The song introduced a Black History Month program where Chapman spoke about his upcoming book, “A Marxist-Leninist Perspective on the Struggle for Socialism and Black Liberation.” A leading member of Freedom Road Socialist Organization (FRSO), Chapman explained that the book sets forth the thesis that an important part of revolutionary content of Marxism-Leninism lies precisely in seeing the centrality of the national question in the struggle against imperialism and the struggle for socialism.

For Chapman, history is alive. He illustrated that the struggle for democratic rights that was the period of Black Reconstruction is still on the agenda today. “We lost the right to vote in the 1890s, we fought to get it back in 1965, and the Supreme Court just took it away again.” He explained that it was political power backed by arms in the South after the Civil War that guaranteed Black equality.

Chapman began by establishing that the idea of Black people as a nation in the U.S. grew organically out of the Black liberation movement, starting before the Civil War. He recounted the development in the 1920s, when the Communist Party USA, with the leadership of Black communists like Harry Haywood and the influence of the Communist International, “dealt with Black people as an oppressed nation within this nation.” Once this happened, the Party began to play a leading role in the Black movement, including the campaign to free the Scottsboro Boys, and organizing textile workers in North Carolina. Chapman even argued, “In the South, without the role of the Communists, there would have been no Civil Rights Movement.”
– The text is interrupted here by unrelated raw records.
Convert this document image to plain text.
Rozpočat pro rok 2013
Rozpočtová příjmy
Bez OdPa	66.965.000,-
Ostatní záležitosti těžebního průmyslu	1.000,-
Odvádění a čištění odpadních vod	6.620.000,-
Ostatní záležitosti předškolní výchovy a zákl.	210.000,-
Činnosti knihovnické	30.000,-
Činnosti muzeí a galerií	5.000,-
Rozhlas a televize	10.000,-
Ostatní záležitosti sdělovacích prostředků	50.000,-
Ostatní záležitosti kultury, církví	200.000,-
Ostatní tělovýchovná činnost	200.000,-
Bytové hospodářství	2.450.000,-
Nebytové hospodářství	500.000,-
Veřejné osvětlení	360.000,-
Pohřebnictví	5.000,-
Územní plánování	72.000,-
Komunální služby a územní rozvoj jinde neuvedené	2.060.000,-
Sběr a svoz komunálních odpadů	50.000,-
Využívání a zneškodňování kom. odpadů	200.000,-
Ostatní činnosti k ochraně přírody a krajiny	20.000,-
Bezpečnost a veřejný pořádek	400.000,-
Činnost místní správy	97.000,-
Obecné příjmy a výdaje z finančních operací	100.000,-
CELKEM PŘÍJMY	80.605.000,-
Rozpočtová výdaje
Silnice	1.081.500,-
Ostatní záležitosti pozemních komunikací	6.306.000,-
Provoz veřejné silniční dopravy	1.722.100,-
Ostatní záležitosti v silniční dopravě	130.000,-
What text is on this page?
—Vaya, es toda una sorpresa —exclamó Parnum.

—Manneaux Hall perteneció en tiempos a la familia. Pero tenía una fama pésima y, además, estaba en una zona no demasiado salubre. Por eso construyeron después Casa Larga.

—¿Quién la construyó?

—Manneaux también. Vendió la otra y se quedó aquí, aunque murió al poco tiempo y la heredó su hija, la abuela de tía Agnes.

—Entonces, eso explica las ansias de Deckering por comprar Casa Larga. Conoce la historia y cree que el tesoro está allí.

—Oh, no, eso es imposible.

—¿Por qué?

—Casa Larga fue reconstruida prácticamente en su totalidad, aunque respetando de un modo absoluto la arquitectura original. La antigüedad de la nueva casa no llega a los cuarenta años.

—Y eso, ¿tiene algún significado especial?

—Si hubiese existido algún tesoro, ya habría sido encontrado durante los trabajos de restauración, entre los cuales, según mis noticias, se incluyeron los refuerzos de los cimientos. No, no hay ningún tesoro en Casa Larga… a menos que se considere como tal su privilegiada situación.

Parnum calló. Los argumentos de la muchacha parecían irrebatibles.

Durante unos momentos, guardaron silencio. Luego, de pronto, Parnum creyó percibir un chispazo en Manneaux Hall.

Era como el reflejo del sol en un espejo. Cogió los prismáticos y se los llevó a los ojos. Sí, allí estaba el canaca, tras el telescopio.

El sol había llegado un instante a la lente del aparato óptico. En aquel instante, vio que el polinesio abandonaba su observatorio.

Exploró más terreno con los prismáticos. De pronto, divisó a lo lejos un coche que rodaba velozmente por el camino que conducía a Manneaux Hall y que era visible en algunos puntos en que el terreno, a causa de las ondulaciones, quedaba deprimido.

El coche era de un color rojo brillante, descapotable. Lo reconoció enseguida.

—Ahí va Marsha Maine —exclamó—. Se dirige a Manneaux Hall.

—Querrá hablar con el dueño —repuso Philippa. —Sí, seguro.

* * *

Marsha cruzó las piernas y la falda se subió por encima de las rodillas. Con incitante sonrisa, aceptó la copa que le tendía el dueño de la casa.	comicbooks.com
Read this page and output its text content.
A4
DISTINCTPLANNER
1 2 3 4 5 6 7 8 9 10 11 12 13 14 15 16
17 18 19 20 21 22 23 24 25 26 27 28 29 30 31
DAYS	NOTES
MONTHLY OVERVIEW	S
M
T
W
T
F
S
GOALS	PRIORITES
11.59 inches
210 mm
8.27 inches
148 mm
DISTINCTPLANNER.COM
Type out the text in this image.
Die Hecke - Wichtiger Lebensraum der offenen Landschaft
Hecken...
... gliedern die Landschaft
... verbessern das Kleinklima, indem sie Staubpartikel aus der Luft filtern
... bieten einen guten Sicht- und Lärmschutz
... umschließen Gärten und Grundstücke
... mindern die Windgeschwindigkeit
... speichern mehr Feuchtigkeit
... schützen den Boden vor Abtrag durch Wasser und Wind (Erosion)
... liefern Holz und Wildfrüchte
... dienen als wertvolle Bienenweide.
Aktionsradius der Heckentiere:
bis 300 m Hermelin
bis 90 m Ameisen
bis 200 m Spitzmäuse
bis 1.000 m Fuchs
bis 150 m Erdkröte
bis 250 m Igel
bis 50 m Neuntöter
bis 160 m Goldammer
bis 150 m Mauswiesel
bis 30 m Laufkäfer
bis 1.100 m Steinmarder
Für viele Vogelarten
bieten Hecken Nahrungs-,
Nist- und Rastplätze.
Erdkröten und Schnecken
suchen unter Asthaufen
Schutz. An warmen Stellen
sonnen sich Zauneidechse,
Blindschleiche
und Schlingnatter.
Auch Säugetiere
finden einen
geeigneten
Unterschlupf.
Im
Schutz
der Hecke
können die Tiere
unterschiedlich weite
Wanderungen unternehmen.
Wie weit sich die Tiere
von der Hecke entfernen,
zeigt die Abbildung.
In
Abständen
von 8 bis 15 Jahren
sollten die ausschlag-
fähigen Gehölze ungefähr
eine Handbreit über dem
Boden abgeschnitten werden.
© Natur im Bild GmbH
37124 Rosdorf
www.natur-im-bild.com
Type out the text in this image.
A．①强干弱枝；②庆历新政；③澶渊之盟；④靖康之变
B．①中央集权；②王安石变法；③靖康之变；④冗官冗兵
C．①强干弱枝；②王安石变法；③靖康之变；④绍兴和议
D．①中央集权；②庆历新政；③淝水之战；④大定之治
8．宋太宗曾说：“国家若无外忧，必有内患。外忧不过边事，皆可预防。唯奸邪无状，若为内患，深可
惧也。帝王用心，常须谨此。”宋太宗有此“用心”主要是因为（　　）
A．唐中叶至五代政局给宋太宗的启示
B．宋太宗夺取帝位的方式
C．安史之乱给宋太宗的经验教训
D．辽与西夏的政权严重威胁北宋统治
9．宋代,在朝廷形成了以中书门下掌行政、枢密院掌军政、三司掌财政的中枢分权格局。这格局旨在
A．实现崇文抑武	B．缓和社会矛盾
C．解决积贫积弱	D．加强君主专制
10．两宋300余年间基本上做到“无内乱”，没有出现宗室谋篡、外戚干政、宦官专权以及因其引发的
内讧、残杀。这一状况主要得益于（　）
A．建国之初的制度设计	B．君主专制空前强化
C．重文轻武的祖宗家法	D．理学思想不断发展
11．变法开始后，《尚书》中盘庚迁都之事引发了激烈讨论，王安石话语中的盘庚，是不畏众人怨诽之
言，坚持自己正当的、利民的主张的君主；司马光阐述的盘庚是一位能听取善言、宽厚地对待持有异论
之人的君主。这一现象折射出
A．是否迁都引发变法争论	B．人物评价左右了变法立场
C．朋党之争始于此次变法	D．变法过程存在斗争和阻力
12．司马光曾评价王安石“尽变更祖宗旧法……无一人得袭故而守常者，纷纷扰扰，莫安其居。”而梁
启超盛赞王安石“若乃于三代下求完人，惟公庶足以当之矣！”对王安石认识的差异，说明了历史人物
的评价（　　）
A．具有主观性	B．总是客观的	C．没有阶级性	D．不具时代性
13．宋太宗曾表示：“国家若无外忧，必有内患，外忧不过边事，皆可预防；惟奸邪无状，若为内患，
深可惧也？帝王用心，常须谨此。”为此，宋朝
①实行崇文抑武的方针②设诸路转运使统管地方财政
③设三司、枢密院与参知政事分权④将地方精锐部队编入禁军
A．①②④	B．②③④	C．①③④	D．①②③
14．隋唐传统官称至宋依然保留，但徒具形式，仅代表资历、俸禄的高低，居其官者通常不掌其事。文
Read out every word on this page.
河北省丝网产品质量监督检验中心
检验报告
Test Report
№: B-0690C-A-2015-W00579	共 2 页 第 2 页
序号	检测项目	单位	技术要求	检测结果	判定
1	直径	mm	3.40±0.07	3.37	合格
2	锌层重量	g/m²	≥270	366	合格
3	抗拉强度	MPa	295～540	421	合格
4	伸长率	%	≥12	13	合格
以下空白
A former member of the Communist Party, Chapman joined FRSO because of the organization’s view of “the strategic alliance,” expressed in a statement adopted at the organization’s 2007 congress: “Our basic strategy for revolution and socialism is building a united front against the monopoly capitalist class, under the leadership of the working class and its political party, with a strategic alliance between the multinational working class and the oppressed nationalities at the core of this united front.”

The event opened with comments by Aislinn Pulley of Black Lives Matter-Chicago, who spoke of the recent Amtrak Police shooting of Chad Robertson; the refusal of prosecutors to bring charges against the cop who killed Quintonio LeGrier and Bettie Jones on Christmas morning 2015; and the Chicago police department murder of a mentally ill woman two days before the event. This helped place Chapman’s talk in the context of the ongoing struggle against racist discrimination and national oppression.